Selon moi, il vient surtout pour vérifier que ma "timbrée de mère" comme il dit, ne m’a pas foutue sous Prozac ou faite liposucée pour que j’aie l’air cool. Ma mère aime à me balader comme un accessoire à la mode. Elle promène sa jolie fille blonde à travers les défilés de mode et les galas de charité; si elle ne m’avait pas, elle se serait acheté un chien, ou trouvé un mec. Enfin, un mieux que l’actuel, un ringard de chanteur latino sur le déclin qui lui a fait un gosse il y a deux ans et qui maintenant me demande de l’appeler Papa. N’importe quoi.

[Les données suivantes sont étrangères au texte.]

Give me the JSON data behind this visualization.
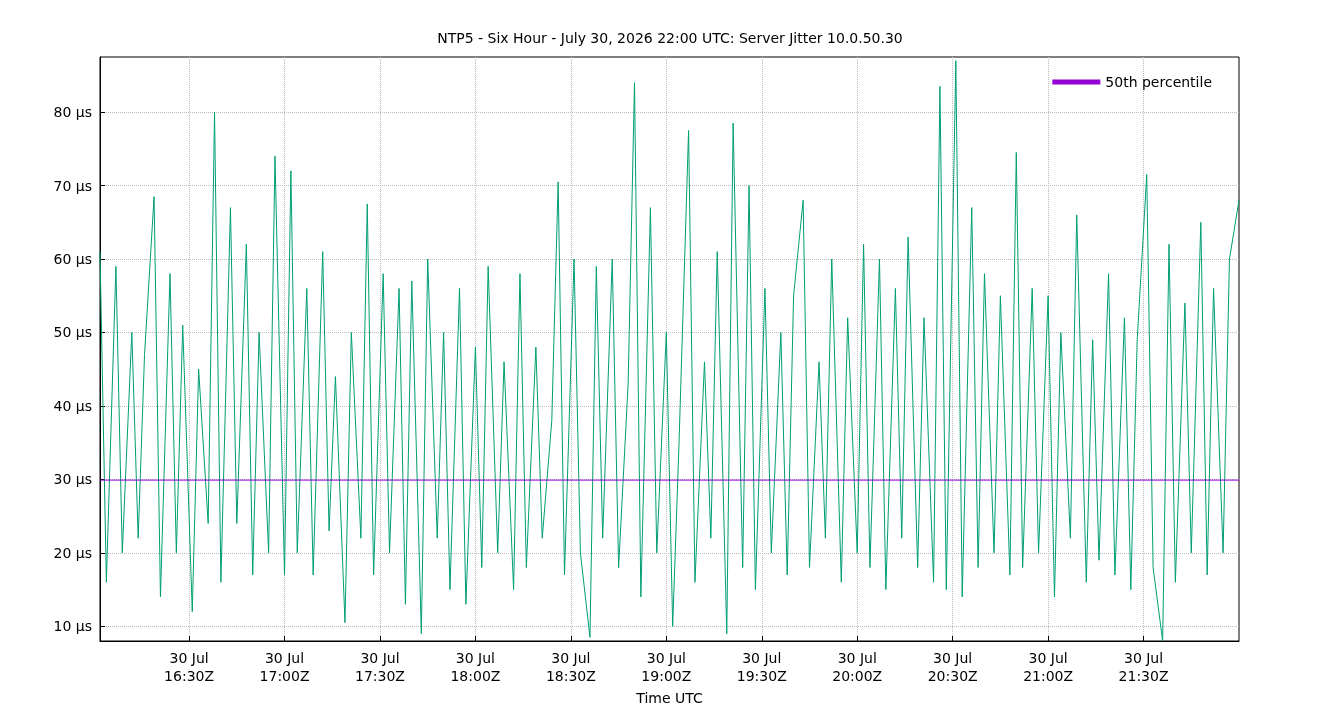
{
  "chart_data": {
    "type": "line",
    "title": "NTP5 - Six Hour - July 30, 2026 22:00 UTC: Server Jitter 10.0.50.30",
    "xlabel": "Time UTC",
    "xlim": [
      "2026-07-30T16:02",
      "2026-07-30T22:00"
    ],
    "xticks": [
      {
        "value": "2026-07-30T16:30",
        "label": "30 Jul\n16:30Z"
      },
      {
        "value": "2026-07-30T17:00",
        "label": "30 Jul\n17:00Z"
      },
      {
        "value": "2026-07-30T17:30",
        "label": "30 Jul\n17:30Z"
      },
      {
        "value": "2026-07-30T18:00",
        "label": "30 Jul\n18:00Z"
      },
      {
        "value": "2026-07-30T18:30",
        "label": "30 Jul\n18:30Z"
      },
      {
        "value": "2026-07-30T19:00",
        "label": "30 Jul\n19:00Z"
      },
      {
        "value": "2026-07-30T19:30",
        "label": "30 Jul\n19:30Z"
      },
      {
        "value": "2026-07-30T20:00",
        "label": "30 Jul\n20:00Z"
      },
      {
        "value": "2026-07-30T20:30",
        "label": "30 Jul\n20:30Z"
      },
      {
        "value": "2026-07-30T21:00",
        "label": "30 Jul\n21:00Z"
      },
      {
        "value": "2026-07-30T21:30",
        "label": "30 Jul\n21:30Z"
      }
    ],
    "ylim": [
      8,
      87.5
    ],
    "yticks": [
      {
        "value": 10,
        "label": "10 µs"
      },
      {
        "value": 20,
        "label": "20 µs"
      },
      {
        "value": 30,
        "label": "30 µs"
      },
      {
        "value": 40,
        "label": "40 µs"
      },
      {
        "value": 50,
        "label": "50 µs"
      },
      {
        "value": 60,
        "label": "60 µs"
      },
      {
        "value": 70,
        "label": "70 µs"
      },
      {
        "value": 80,
        "label": "80 µs"
      }
    ],
    "grid": true,
    "legend": "top right",
    "line_style": "solid",
    "series": [
      {
        "color": "#009e73",
        "x": [
          "2026-07-30T16:02",
          "2026-07-30T16:04",
          "2026-07-30T16:07",
          "2026-07-30T16:09",
          "2026-07-30T16:12",
          "2026-07-30T16:14",
          "2026-07-30T16:16",
          "2026-07-30T16:19",
          "2026-07-30T16:21",
          "2026-07-30T16:24",
          "2026-07-30T16:26",
          "2026-07-30T16:28",
          "2026-07-30T16:31",
          "2026-07-30T16:33",
          "2026-07-30T16:36",
          "2026-07-30T16:38",
          "2026-07-30T16:40",
          "2026-07-30T16:43",
          "2026-07-30T16:45",
          "2026-07-30T16:48",
          "2026-07-30T16:50",
          "2026-07-30T16:52",
          "2026-07-30T16:55",
          "2026-07-30T16:57",
          "2026-07-30T17:00",
          "2026-07-30T17:02",
          "2026-07-30T17:04",
          "2026-07-30T17:07",
          "2026-07-30T17:09",
          "2026-07-30T17:12",
          "2026-07-30T17:14",
          "2026-07-30T17:16",
          "2026-07-30T17:19",
          "2026-07-30T17:21",
          "2026-07-30T17:24",
          "2026-07-30T17:26",
          "2026-07-30T17:28",
          "2026-07-30T17:31",
          "2026-07-30T17:33",
          "2026-07-30T17:36",
          "2026-07-30T17:38",
          "2026-07-30T17:40",
          "2026-07-30T17:43",
          "2026-07-30T17:45",
          "2026-07-30T17:48",
          "2026-07-30T17:50",
          "2026-07-30T17:52",
          "2026-07-30T17:55",
          "2026-07-30T17:57",
          "2026-07-30T18:00",
          "2026-07-30T18:02",
          "2026-07-30T18:04",
          "2026-07-30T18:07",
          "2026-07-30T18:09",
          "2026-07-30T18:12",
          "2026-07-30T18:14",
          "2026-07-30T18:16",
          "2026-07-30T18:19",
          "2026-07-30T18:21",
          "2026-07-30T18:24",
          "2026-07-30T18:26",
          "2026-07-30T18:28",
          "2026-07-30T18:31",
          "2026-07-30T18:33",
          "2026-07-30T18:36",
          "2026-07-30T18:38",
          "2026-07-30T18:40",
          "2026-07-30T18:43",
          "2026-07-30T18:45",
          "2026-07-30T18:48",
          "2026-07-30T18:50",
          "2026-07-30T18:52",
          "2026-07-30T18:55",
          "2026-07-30T18:57",
          "2026-07-30T19:00",
          "2026-07-30T19:02",
          "2026-07-30T19:04",
          "2026-07-30T19:07",
          "2026-07-30T19:09",
          "2026-07-30T19:12",
          "2026-07-30T19:14",
          "2026-07-30T19:16",
          "2026-07-30T19:19",
          "2026-07-30T19:21",
          "2026-07-30T19:24",
          "2026-07-30T19:26",
          "2026-07-30T19:28",
          "2026-07-30T19:31",
          "2026-07-30T19:33",
          "2026-07-30T19:36",
          "2026-07-30T19:38",
          "2026-07-30T19:40",
          "2026-07-30T19:43",
          "2026-07-30T19:45",
          "2026-07-30T19:48",
          "2026-07-30T19:50",
          "2026-07-30T19:52",
          "2026-07-30T19:55",
          "2026-07-30T19:57",
          "2026-07-30T20:00",
          "2026-07-30T20:02",
          "2026-07-30T20:04",
          "2026-07-30T20:07",
          "2026-07-30T20:09",
          "2026-07-30T20:12",
          "2026-07-30T20:14",
          "2026-07-30T20:16",
          "2026-07-30T20:19",
          "2026-07-30T20:21",
          "2026-07-30T20:24",
          "2026-07-30T20:26",
          "2026-07-30T20:28",
          "2026-07-30T20:31",
          "2026-07-30T20:33",
          "2026-07-30T20:36",
          "2026-07-30T20:38",
          "2026-07-30T20:40",
          "2026-07-30T20:43",
          "2026-07-30T20:45",
          "2026-07-30T20:48",
          "2026-07-30T20:50",
          "2026-07-30T20:52",
          "2026-07-30T20:55",
          "2026-07-30T20:57",
          "2026-07-30T21:00",
          "2026-07-30T21:02",
          "2026-07-30T21:04",
          "2026-07-30T21:07",
          "2026-07-30T21:09",
          "2026-07-30T21:12",
          "2026-07-30T21:14",
          "2026-07-30T21:16",
          "2026-07-30T21:19",
          "2026-07-30T21:21",
          "2026-07-30T21:24",
          "2026-07-30T21:26",
          "2026-07-30T21:28",
          "2026-07-30T21:31",
          "2026-07-30T21:33",
          "2026-07-30T21:36",
          "2026-07-30T21:38",
          "2026-07-30T21:40",
          "2026-07-30T21:43",
          "2026-07-30T21:45",
          "2026-07-30T21:48",
          "2026-07-30T21:50",
          "2026-07-30T21:52",
          "2026-07-30T21:55",
          "2026-07-30T21:57",
          "2026-07-30T22:00"
        ],
        "values": [
          61,
          16,
          59,
          20,
          50,
          22,
          47,
          68.5,
          14,
          58,
          20,
          51,
          12,
          45,
          24,
          80,
          16,
          67,
          24,
          62,
          17,
          50,
          20,
          74,
          17,
          72,
          20,
          56,
          17,
          61,
          23,
          44,
          10.5,
          50,
          22,
          67.5,
          17,
          58,
          20,
          56,
          13,
          57,
          9,
          60,
          22,
          50,
          15,
          56,
          13,
          48,
          18,
          59,
          20,
          46,
          15,
          58,
          18,
          48,
          22,
          38,
          70.5,
          17,
          60,
          20,
          8.5,
          59,
          22,
          60,
          18,
          43,
          84,
          14,
          67,
          20,
          50,
          10,
          35,
          77.5,
          16,
          46,
          22,
          61,
          9,
          78.5,
          18,
          70,
          15,
          56,
          20,
          50,
          17,
          55,
          68,
          18,
          46,
          22,
          60,
          16,
          52,
          20,
          62,
          18,
          60,
          15,
          56,
          22,
          63,
          18,
          52,
          16,
          83.5,
          15,
          87,
          14,
          67,
          18,
          58,
          20,
          55,
          17,
          74.5,
          18,
          56,
          20,
          55,
          14,
          50,
          22,
          66,
          16,
          49,
          19,
          58,
          17,
          52,
          15,
          49,
          71.5,
          18,
          8,
          62,
          16,
          54,
          20,
          65,
          17,
          56,
          20,
          60,
          68
        ]
      },
      {
        "name": "50th percentile",
        "color": "#9400d3",
        "x": [
          "2026-07-30T16:02",
          "2026-07-30T22:00"
        ],
        "values": [
          29.9,
          29.9
        ]
      }
    ]
  }
}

Pendant ce temps-là, ma mère s’est mise à déblatérer sur la nouvelle directrice de Vogue qui selon elle est la dernière des garces. Cette pauvre femme lui a sûrement refusé une pleine page sur le défilé de la semaine dernière. La malheureuse n’aurait pas dû s’exposer aux foudres de ma mère, elle est capable de lui faire une réputation si pourrie que le magazine la mettra à la porte avec pertes et fracas.

-… êtes arrivées, mesdemoiselles!
Ma mère sursaute comme si on venait de lui balancer un bac d’eau glacée à la figure.
-Hmm, j’y vais, maman. Taxi, déposez-la à Vendôme!

J’embrasse ma mère et bondis hors de la voiture. Elle me regarde abasourdie, tandis que le taxi se réintègre dans le flot de véhicules. Elle a disparu avant que je n’atteigne la porte du restaurant.

A peine passée la porte, une serveuse surgit sous mon nez:
-Mademoiselle… ?
-Azuline De Van Wieren. Je suis attendue.
Avec un sourire, je lui passe devant pour rejoindre la table où, dos à moi, mon père lit le journal en allemand. Sur le chemin, je reconnais deux ou trois personnes que je salue, le Paris riche est un petit village peuplé d’hypocrites.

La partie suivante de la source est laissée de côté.